According to the definition in Section 3 of the Agricultural and Food Supply Chain Act 2023 (and Article 2 (5) of the Directive), perishable agricultural and food products means ‘agricultural and food products that, by their nature or at their stage of processing, are liable to become unfit for sale within 30 days after harvest, production or processing.’

 

The following text from Recital 17 of the Directive also deals with perishability considerations where it states: ‘A product should be considered perishable if it can be expected to become unfit for sale within 30 days from the last act of harvesting, production or processing by the supplier, regardless of whether the product is further processed after sale, and regardless of whether the product is handled after sale in accordance with other rules, in particular food safety rules. Perishable products are normally used or sold quickly.’

 

The definition in the Act (which includes definitions from the Directive) does not contain any reference to the ‘handling’ of a product but refers to the ‘nature or stage of processing’ of the product. For that reason, any subsequent handling, e.g., cold storage, is not to be taken into account for products in their natural state or for products which have not been subject to an act of processing that changed their natural state, when determining whether a certain product is to be considered perishable. This, however, also means that prior to the sale of a product to a buyer, if the product has been subject to any act of processing that changes the nature of the product (e.g. freezing) as a result of which it must be handled in a certain way in order to be able to remain fit for sale (e.g. maintained as frozen), then a continuation of this handling by the buyer can be taken into account when considering whether it falls within the perishable agricultural and food product definition.

 

The clarification in Recital 17 of the Directive also means that a product should be regarded as perishable, regardless of the individual use which a buyer might envisage for a perishable product. Taking into account the purpose of the intended and individual usage of the product by the buyer will undermine the protection that the Directive and Regulations attempts to give by setting stricter deadlines for payment of perishable products.

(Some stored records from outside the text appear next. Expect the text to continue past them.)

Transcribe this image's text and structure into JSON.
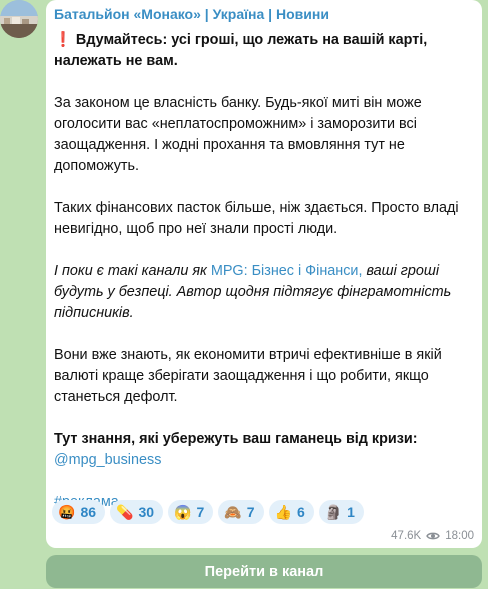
{
  "channel": {
    "name": "Батальйон «Монако» | Україна | Новини"
  },
  "post": {
    "headline_icon": "❗",
    "headline": "Вдумайтесь: усі гроші, що лежать на вашій карті, належать не вам.",
    "para2": "За законом це власність банку. Будь-якої миті він може оголосити вас «неплатоспроможним» і заморозити всі заощадження. І жодні прохання та вмовляння тут не допоможуть.",
    "para3": "Таких фінансових пасток більше, ніж здається. Просто владі невигідно, щоб про неї знали прості люди.",
    "para4_pre": "І поки є такі канали як ",
    "para4_link": "MPG: Бізнес і Фінанси,",
    "para4_post": " ваші гроші будуть у безпеці. Автор щодня підтягує фінграмотність підписників.",
    "para5": "Вони вже знають, як економити втричі ефективніше в якій валюті краще зберігати заощадження і що робити, якщо станеться дефолт.",
    "para6": "Тут знання, які убережуть ваш гаманець від кризи:",
    "handle": "@mpg_business",
    "hashtag": "#реклама"
  },
  "reactions": [
    {
      "emoji": "🤬",
      "count": "86"
    },
    {
      "emoji": "💊",
      "count": "30"
    },
    {
      "emoji": "😱",
      "count": "7"
    },
    {
      "emoji": "🙈",
      "count": "7"
    },
    {
      "emoji": "👍",
      "count": "6"
    },
    {
      "emoji": "🗿",
      "count": "1"
    }
  ],
  "meta": {
    "views": "47.6K",
    "time": "18:00",
    "views_icon": "eye-icon"
  },
  "button": {
    "label": "Перейти в канал"
  },
  "colors": {
    "accent": "#3a8ec4",
    "background": "#bfe0b3",
    "button": "#8fb891",
    "reaction_bg": "#e3f0fa"
  }
}
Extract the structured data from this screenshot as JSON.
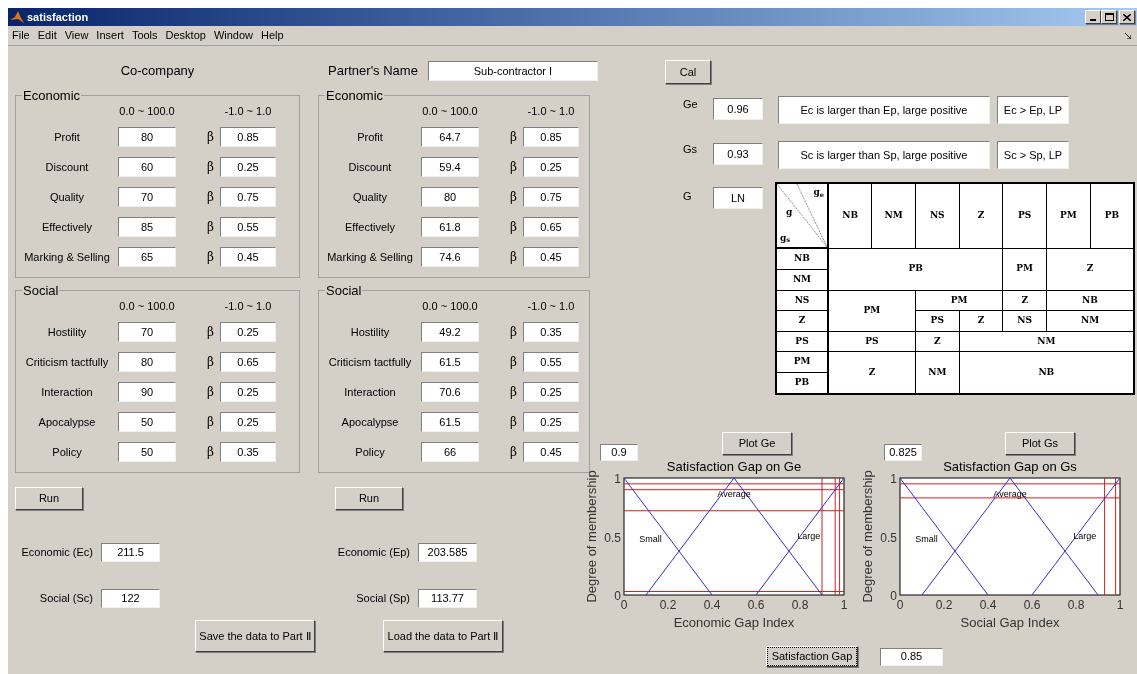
{
  "window": {
    "title": "satisfaction"
  },
  "menu": [
    "File",
    "Edit",
    "View",
    "Insert",
    "Tools",
    "Desktop",
    "Window",
    "Help"
  ],
  "companies": [
    {
      "kind": "heading",
      "title": "Co-company",
      "panels": [
        {
          "title": "Economic",
          "range_label": "0.0 ~ 100.0",
          "beta_range_label": "-1.0 ~ 1.0",
          "rows": [
            {
              "label": "Profit",
              "value": "80",
              "beta_symbol": "β",
              "beta": "0.85"
            },
            {
              "label": "Discount",
              "value": "60",
              "beta_symbol": "β",
              "beta": "0.25"
            },
            {
              "label": "Quality",
              "value": "70",
              "beta_symbol": "β",
              "beta": "0.75"
            },
            {
              "label": "Effectively",
              "value": "85",
              "beta_symbol": "β",
              "beta": "0.55"
            },
            {
              "label": "Marking & Selling",
              "value": "65",
              "beta_symbol": "β",
              "beta": "0.45"
            }
          ]
        },
        {
          "title": "Social",
          "range_label": "0.0 ~ 100.0",
          "beta_range_label": "-1.0 ~ 1.0",
          "rows": [
            {
              "label": "Hostility",
              "value": "70",
              "beta_symbol": "β",
              "beta": "0.25"
            },
            {
              "label": "Criticism tactfully",
              "value": "80",
              "beta_symbol": "β",
              "beta": "0.65"
            },
            {
              "label": "Interaction",
              "value": "90",
              "beta_symbol": "β",
              "beta": "0.25"
            },
            {
              "label": "Apocalypse",
              "value": "50",
              "beta_symbol": "β",
              "beta": "0.25"
            },
            {
              "label": "Policy",
              "value": "50",
              "beta_symbol": "β",
              "beta": "0.35"
            }
          ]
        }
      ],
      "run_button": "Run",
      "totals": [
        {
          "label": "Economic (Ec)",
          "value": "211.5"
        },
        {
          "label": "Social (Sc)",
          "value": "122"
        }
      ],
      "transfer_button": "Save the data to Part Ⅱ"
    },
    {
      "kind": "named",
      "label": "Partner's Name",
      "value": "Sub-contractor I",
      "panels": [
        {
          "title": "Economic",
          "range_label": "0.0 ~ 100.0",
          "beta_range_label": "-1.0 ~ 1.0",
          "rows": [
            {
              "label": "Profit",
              "value": "64.7",
              "beta_symbol": "β",
              "beta": "0.85"
            },
            {
              "label": "Discount",
              "value": "59.4",
              "beta_symbol": "β",
              "beta": "0.25"
            },
            {
              "label": "Quality",
              "value": "80",
              "beta_symbol": "β",
              "beta": "0.75"
            },
            {
              "label": "Effectively",
              "value": "61.8",
              "beta_symbol": "β",
              "beta": "0.65"
            },
            {
              "label": "Marking & Selling",
              "value": "74.6",
              "beta_symbol": "β",
              "beta": "0.45"
            }
          ]
        },
        {
          "title": "Social",
          "range_label": "0.0 ~ 100.0",
          "beta_range_label": "-1.0 ~ 1.0",
          "rows": [
            {
              "label": "Hostility",
              "value": "49.2",
              "beta_symbol": "β",
              "beta": "0.35"
            },
            {
              "label": "Criticism tactfully",
              "value": "61.5",
              "beta_symbol": "β",
              "beta": "0.55"
            },
            {
              "label": "Interaction",
              "value": "70.6",
              "beta_symbol": "β",
              "beta": "0.25"
            },
            {
              "label": "Apocalypse",
              "value": "61.5",
              "beta_symbol": "β",
              "beta": "0.25"
            },
            {
              "label": "Policy",
              "value": "66",
              "beta_symbol": "β",
              "beta": "0.45"
            }
          ]
        }
      ],
      "run_button": "Run",
      "totals": [
        {
          "label": "Economic (Ep)",
          "value": "203.585"
        },
        {
          "label": "Social (Sp)",
          "value": "113.77"
        }
      ],
      "transfer_button": "Load the data to Part Ⅱ"
    }
  ],
  "calculate_button": "Cal",
  "gaps": [
    {
      "label": "Ge",
      "value": "0.96",
      "description": "Ec is larger than Ep, large positive",
      "code": "Ec > Ep, LP"
    },
    {
      "label": "Gs",
      "value": "0.93",
      "description": "Sc is larger than Sp, large positive",
      "code": "Sc > Sp, LP"
    }
  ],
  "overall": {
    "label": "G",
    "value": "LN"
  },
  "rule_table": {
    "corner": {
      "top": "g$_{e}$",
      "middle": "g",
      "bottom": "g$_{s}$"
    },
    "columns": [
      "NB",
      "NM",
      "NS",
      "Z",
      "PS",
      "PM",
      "PB"
    ],
    "rows": [
      {
        "header": "NB",
        "cells": [
          {
            "text": "PB",
            "colspan": 4,
            "rowspan": 2
          },
          {
            "text": "PM",
            "rowspan": 2
          },
          {
            "text": "Z",
            "colspan": 2,
            "rowspan": 2
          }
        ]
      },
      {
        "header": "NM",
        "cells": []
      },
      {
        "header": "NS",
        "cells": [
          {
            "text": "PM",
            "colspan": 2,
            "rowspan": 2
          },
          {
            "text": "PM",
            "colspan": 2
          },
          {
            "text": "Z"
          },
          {
            "text": "NB",
            "colspan": 2
          }
        ]
      },
      {
        "header": "Z",
        "cells": [
          {
            "text": "PS"
          },
          {
            "text": "Z"
          },
          {
            "text": "NS"
          },
          {
            "text": "NM",
            "colspan": 2
          }
        ]
      },
      {
        "header": "PS",
        "cells": [
          {
            "text": "PS",
            "colspan": 2
          },
          {
            "text": "Z"
          },
          {
            "text": "NM",
            "colspan": 4
          }
        ]
      },
      {
        "header": "PM",
        "cells": [
          {
            "text": "Z",
            "colspan": 2,
            "rowspan": 2
          },
          {
            "text": "NM",
            "rowspan": 2
          },
          {
            "text": "NB",
            "colspan": 4,
            "rowspan": 2
          }
        ]
      },
      {
        "header": "PB",
        "cells": []
      }
    ]
  },
  "plots": [
    {
      "value": "0.9",
      "button": "Plot Ge",
      "chart_data": {
        "type": "line",
        "title": "Satisfaction Gap on Ge",
        "xlabel": "Economic Gap Index",
        "ylabel": "Degree of membership",
        "x": [
          0,
          0.1,
          0.4,
          0.5,
          0.6,
          0.9,
          1
        ],
        "series": [
          {
            "name": "Small",
            "color": "#3030c0",
            "values": [
              1,
              0.75,
              0,
              null,
              null,
              null,
              null
            ]
          },
          {
            "name": "Average",
            "color": "#3030c0",
            "values": [
              null,
              0,
              0.75,
              1,
              0.75,
              0,
              null
            ]
          },
          {
            "name": "Large",
            "color": "#3030c0",
            "values": [
              null,
              null,
              null,
              null,
              0,
              0.75,
              1
            ]
          }
        ],
        "xlim": [
          0,
          1
        ],
        "ylim": [
          0,
          1
        ],
        "xticks": [
          0,
          0.2,
          0.4,
          0.6,
          0.8,
          1
        ],
        "yticks": [
          0,
          0.5,
          1
        ],
        "ref_lines": [
          {
            "axis": "y",
            "value": 0.95
          },
          {
            "axis": "y",
            "value": 0.9
          },
          {
            "axis": "y",
            "value": 0.72
          },
          {
            "axis": "y",
            "value": 0.03
          },
          {
            "axis": "x",
            "value": 0.98
          },
          {
            "axis": "x",
            "value": 0.96
          },
          {
            "axis": "x",
            "value": 0.9
          }
        ]
      }
    },
    {
      "value": "0.825",
      "button": "Plot Gs",
      "chart_data": {
        "type": "line",
        "title": "Satisfaction Gap on Gs",
        "xlabel": "Social Gap Index",
        "ylabel": "Degree of membership",
        "x": [
          0,
          0.1,
          0.4,
          0.5,
          0.6,
          0.9,
          1
        ],
        "series": [
          {
            "name": "Small",
            "color": "#3030c0",
            "values": [
              1,
              0.75,
              0,
              null,
              null,
              null,
              null
            ]
          },
          {
            "name": "Average",
            "color": "#3030c0",
            "values": [
              null,
              0,
              0.75,
              1,
              0.75,
              0,
              null
            ]
          },
          {
            "name": "Large",
            "color": "#3030c0",
            "values": [
              null,
              null,
              null,
              null,
              0,
              0.75,
              1
            ]
          }
        ],
        "xlim": [
          0,
          1
        ],
        "ylim": [
          0,
          1
        ],
        "xticks": [
          0,
          0.2,
          0.4,
          0.6,
          0.8,
          1
        ],
        "yticks": [
          0,
          0.5,
          1
        ],
        "ref_lines": [
          {
            "axis": "y",
            "value": 0.95
          },
          {
            "axis": "y",
            "value": 0.83
          },
          {
            "axis": "x",
            "value": 0.98
          },
          {
            "axis": "x",
            "value": 0.93
          }
        ]
      }
    }
  ],
  "satisfaction_gap": {
    "button": "Satisfaction Gap",
    "value": "0.85"
  }
}
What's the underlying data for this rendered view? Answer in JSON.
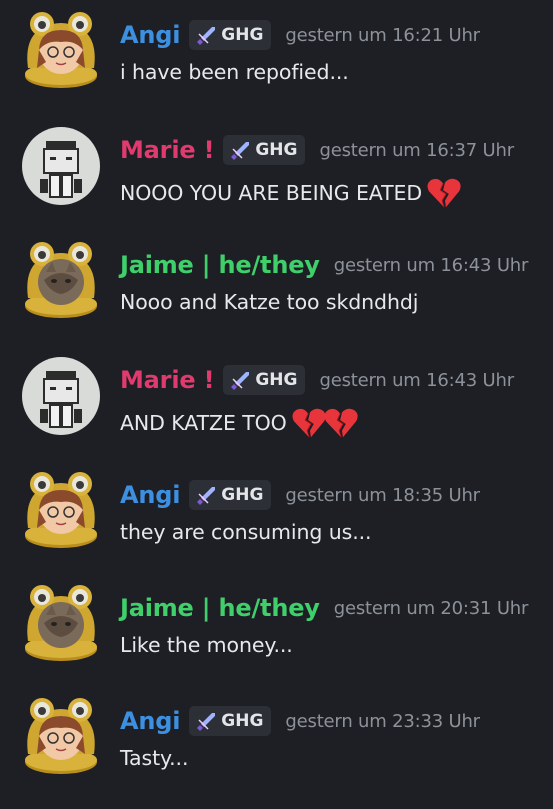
{
  "colors": {
    "background": "#1e1f24",
    "angi": "#3d8fe0",
    "marie": "#e03a6e",
    "jaime": "#3fcf6b",
    "timestamp": "#8d9199",
    "message": "#e6e8ec",
    "tag_bg": "#2c2f36"
  },
  "messages": [
    {
      "user": "Angi",
      "avatar": "frog-hat-character-avatar",
      "tag": "GHG",
      "tag_icon": "sword-icon",
      "time": "gestern um 16:21 Uhr",
      "text": "i have been repofied...",
      "emoji": ""
    },
    {
      "user": "Marie !",
      "avatar": "pixel-character-avatar",
      "tag": "GHG",
      "tag_icon": "sword-icon",
      "time": "gestern um 16:37 Uhr",
      "text": "NOOO YOU ARE BEING EATED",
      "emoji": "broken-heart-icon"
    },
    {
      "user": "Jaime | he/they",
      "avatar": "frog-hat-cat-avatar",
      "tag": "",
      "tag_icon": "",
      "time": "gestern um 16:43 Uhr",
      "text": "Nooo and Katze too skdndhdj",
      "emoji": ""
    },
    {
      "user": "Marie !",
      "avatar": "pixel-character-avatar",
      "tag": "GHG",
      "tag_icon": "sword-icon",
      "time": "gestern um 16:43 Uhr",
      "text": "AND KATZE TOO",
      "emoji": "broken-heart-icon x2"
    },
    {
      "user": "Angi",
      "avatar": "frog-hat-character-avatar",
      "tag": "GHG",
      "tag_icon": "sword-icon",
      "time": "gestern um 18:35 Uhr",
      "text": "they are consuming us...",
      "emoji": ""
    },
    {
      "user": "Jaime | he/they",
      "avatar": "frog-hat-cat-avatar",
      "tag": "",
      "tag_icon": "",
      "time": "gestern um 20:31 Uhr",
      "text": "Like the money...",
      "emoji": ""
    },
    {
      "user": "Angi",
      "avatar": "frog-hat-character-avatar",
      "tag": "GHG",
      "tag_icon": "sword-icon",
      "time": "gestern um 23:33 Uhr",
      "text": "Tasty...",
      "emoji": ""
    }
  ]
}
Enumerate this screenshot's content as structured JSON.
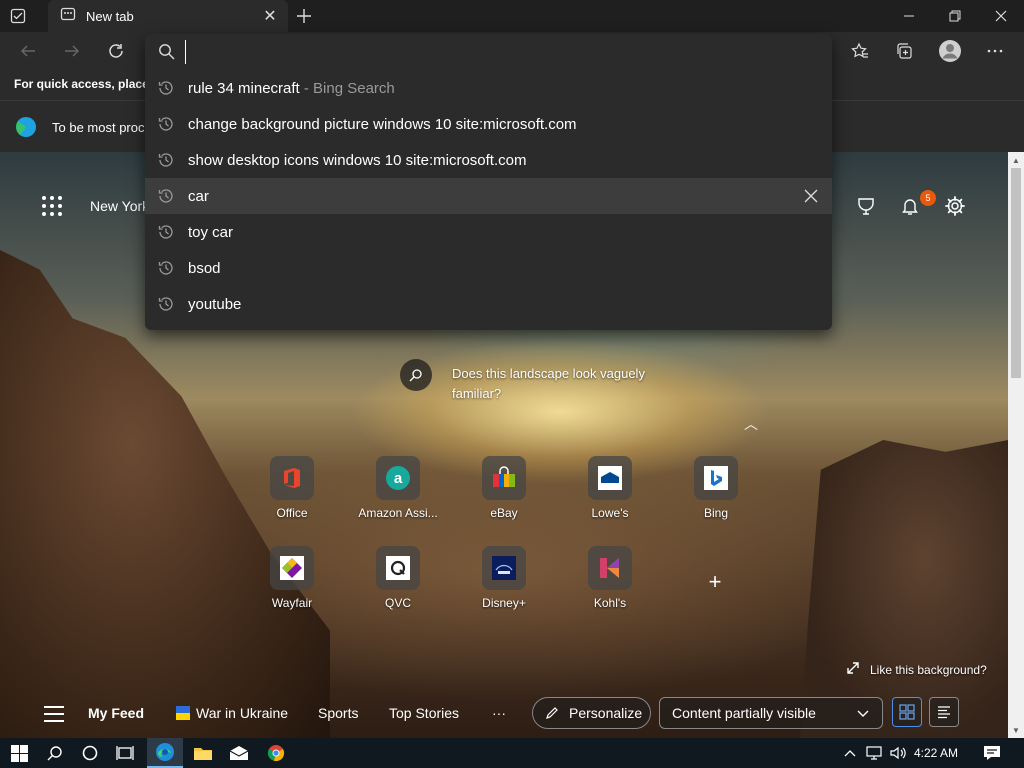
{
  "browser": {
    "tab_title": "New tab",
    "favorites_bar_text": "For quick access, place y",
    "infobar_text": "To be most proc"
  },
  "address_bar": {
    "value": "",
    "suggestions": [
      {
        "text": "rule 34 minecraft",
        "suffix": " - Bing Search"
      },
      {
        "text": "change background picture windows 10 site:microsoft.com",
        "suffix": ""
      },
      {
        "text": "show desktop icons windows 10 site:microsoft.com",
        "suffix": ""
      },
      {
        "text": "car",
        "suffix": ""
      },
      {
        "text": "toy car",
        "suffix": ""
      },
      {
        "text": "bsod",
        "suffix": ""
      },
      {
        "text": "youtube",
        "suffix": ""
      }
    ],
    "highlighted_index": 3
  },
  "page": {
    "weather_location": "New York",
    "notification_count": "5",
    "landscape_prompt": "Does this landscape look vaguely familiar?",
    "like_background": "Like this background?"
  },
  "quick_links": [
    {
      "label": "Office",
      "icon": "office-icon"
    },
    {
      "label": "Amazon Assi...",
      "icon": "amazon-icon"
    },
    {
      "label": "eBay",
      "icon": "ebay-icon"
    },
    {
      "label": "Lowe's",
      "icon": "lowes-icon"
    },
    {
      "label": "Bing",
      "icon": "bing-icon"
    },
    {
      "label": "Wayfair",
      "icon": "wayfair-icon"
    },
    {
      "label": "QVC",
      "icon": "qvc-icon"
    },
    {
      "label": "Disney+",
      "icon": "disney-icon"
    },
    {
      "label": "Kohl's",
      "icon": "kohls-icon"
    }
  ],
  "feed": {
    "my_feed": "My Feed",
    "war_in_ukraine": "War in Ukraine",
    "sports": "Sports",
    "top_stories": "Top Stories",
    "more": "···",
    "personalize": "Personalize",
    "content_visibility": "Content partially visible"
  },
  "taskbar": {
    "time": "4:22 AM"
  },
  "colors": {
    "accent": "#76b9ed",
    "badge": "#e8590c"
  }
}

Yes, the Regulations are applicable if either the supplier or the buyer is based within Ireland.

Two key factors must be considered to establish correct payment period applicable to suppliers of agricultural and food products under the UT Regulations. It must be established:

  • If the supply agreement provides for the delivery of goods on a regular basis, and

  • If the product falls within the definition of a ‘perishable agricultural and food product’ (see FAQ#9 for guidance on this).

Buyers and their suppliers should come to a mutually agreed position on whether the traded product falls within the definition of a ‘perishable agricultural and food product’ for the purposes of the UT Regulations, as this determines whether the product must be paid for within 30 days or 60 days.  The Agri-Food Regulator would only become involved on receipt of a complaint where there is an unresolved dispute between the parties.  A case-by-case assessment would be necessary should such circumstances arise.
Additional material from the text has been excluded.